Biopsies, MRI studies, and animal models have also demonstrated that the first detectable bone change is the development of subchondral bone marrow edema, followed by the development of granulation tissue that can erode the bone and/or result in new bone formation.
The Spinal Immune System
"It's very difficult to study the early phases of axial spondyloarthritis compared to psoriasis, where it's easy to get skin tissue, or colitis where you can do biopsies, or even rheumatoid arthritis where arthroscopy can readily procure tissue from the joint," said McGonagle.
"Because the earliest abnormalities in AS [ankylosing spondylitis] occur deep in the body, within the bone and the spine, the tissue is very inaccessible," he told Ƶ.
To elucidate these early events, he and his team have been working with a large group of spinal orthopedic surgeons, obtaining spinal specimens from non-axSpA patients undergoing surgery for conditions such as scoliosis, comparing them with specimens from patients with chronic axSpA requiring surgery for complications such as fractures. Accordingly, they have been characterizing the normal spinal immune system to explore what might go wrong in the early phases of axSpA.
"Specifically, what we then do is take tissue from normal subjects and treat it as if it had been exposed to an infectious trigger, from a leaky gut for example, and then activate the spinal cellular immune cells to determine what might happen in the early phase of disease," McGonagle said.

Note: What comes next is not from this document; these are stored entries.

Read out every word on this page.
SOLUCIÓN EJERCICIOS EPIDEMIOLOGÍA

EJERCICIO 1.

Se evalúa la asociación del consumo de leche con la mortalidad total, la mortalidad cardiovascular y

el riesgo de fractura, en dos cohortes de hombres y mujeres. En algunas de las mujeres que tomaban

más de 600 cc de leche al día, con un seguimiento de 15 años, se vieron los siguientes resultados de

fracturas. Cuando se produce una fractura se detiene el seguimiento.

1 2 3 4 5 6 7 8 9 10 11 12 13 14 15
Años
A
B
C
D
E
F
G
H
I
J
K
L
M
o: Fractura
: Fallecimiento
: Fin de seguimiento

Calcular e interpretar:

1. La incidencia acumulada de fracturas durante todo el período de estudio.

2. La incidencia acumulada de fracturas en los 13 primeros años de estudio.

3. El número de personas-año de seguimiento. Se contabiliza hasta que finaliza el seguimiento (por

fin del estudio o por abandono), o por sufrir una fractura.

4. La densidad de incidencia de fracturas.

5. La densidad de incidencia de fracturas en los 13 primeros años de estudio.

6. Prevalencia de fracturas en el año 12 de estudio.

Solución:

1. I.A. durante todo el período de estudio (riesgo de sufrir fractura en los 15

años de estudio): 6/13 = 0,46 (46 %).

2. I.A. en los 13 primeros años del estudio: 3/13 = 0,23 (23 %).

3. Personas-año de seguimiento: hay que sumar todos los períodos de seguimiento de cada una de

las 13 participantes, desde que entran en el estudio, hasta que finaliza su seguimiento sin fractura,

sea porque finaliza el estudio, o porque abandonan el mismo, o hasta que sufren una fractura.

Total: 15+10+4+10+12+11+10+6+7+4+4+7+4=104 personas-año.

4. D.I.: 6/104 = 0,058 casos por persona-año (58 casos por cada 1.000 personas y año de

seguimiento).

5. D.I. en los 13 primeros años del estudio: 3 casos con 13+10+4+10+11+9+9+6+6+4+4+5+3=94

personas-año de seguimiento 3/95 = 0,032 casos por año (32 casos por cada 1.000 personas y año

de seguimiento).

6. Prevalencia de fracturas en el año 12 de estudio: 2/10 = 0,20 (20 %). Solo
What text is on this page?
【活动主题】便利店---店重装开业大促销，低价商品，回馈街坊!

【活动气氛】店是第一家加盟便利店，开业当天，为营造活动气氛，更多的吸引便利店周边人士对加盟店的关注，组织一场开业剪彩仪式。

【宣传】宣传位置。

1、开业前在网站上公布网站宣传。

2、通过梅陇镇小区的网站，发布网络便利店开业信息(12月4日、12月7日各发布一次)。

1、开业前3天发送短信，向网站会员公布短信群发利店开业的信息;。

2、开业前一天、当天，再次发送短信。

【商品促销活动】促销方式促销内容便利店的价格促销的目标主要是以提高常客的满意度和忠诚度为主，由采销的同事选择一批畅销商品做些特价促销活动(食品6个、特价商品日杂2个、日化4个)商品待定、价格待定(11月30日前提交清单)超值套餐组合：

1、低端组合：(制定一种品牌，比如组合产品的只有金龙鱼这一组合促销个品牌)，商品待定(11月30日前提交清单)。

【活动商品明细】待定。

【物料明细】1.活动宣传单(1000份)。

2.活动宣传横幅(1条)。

"And for patients with chronic disease who are undergoing reparative surgery, we can undertake single cell sequencing to try to characterize clonotypic T cells," he said. These expanded T-cell clones may be reacting to some self or foreign proteins, so the goal is to identify putative antigens that could drive disease.
Implications for Treatment
"The therapies for axSpA have come from nothing 25 years ago to well-established biologic classes today including the tumor necrosis factor and interleukin-17 blockers and Janus kinase inhibitors. So we've become pretty good at treating the disease, but only up to 50% of people have very good responses, so we're very interested in a better understanding of early disease because we know that when you treat early, patients do better," McGonagle said.
Further explorations include using MRI to more clearly visualize the early spinal events, expanding the knowledge on the role of the gut and specific pathogens in triggering disease, and identifying potential autoantigens that could be driving the disease through molecular mimicry.
"So there's great interest in manipulating all these factors with the goal of early intervention, prevention, and even a cure, based on the identification of rogue clones that drive the HLA-B27-associated inflammation," McGonagle concluded.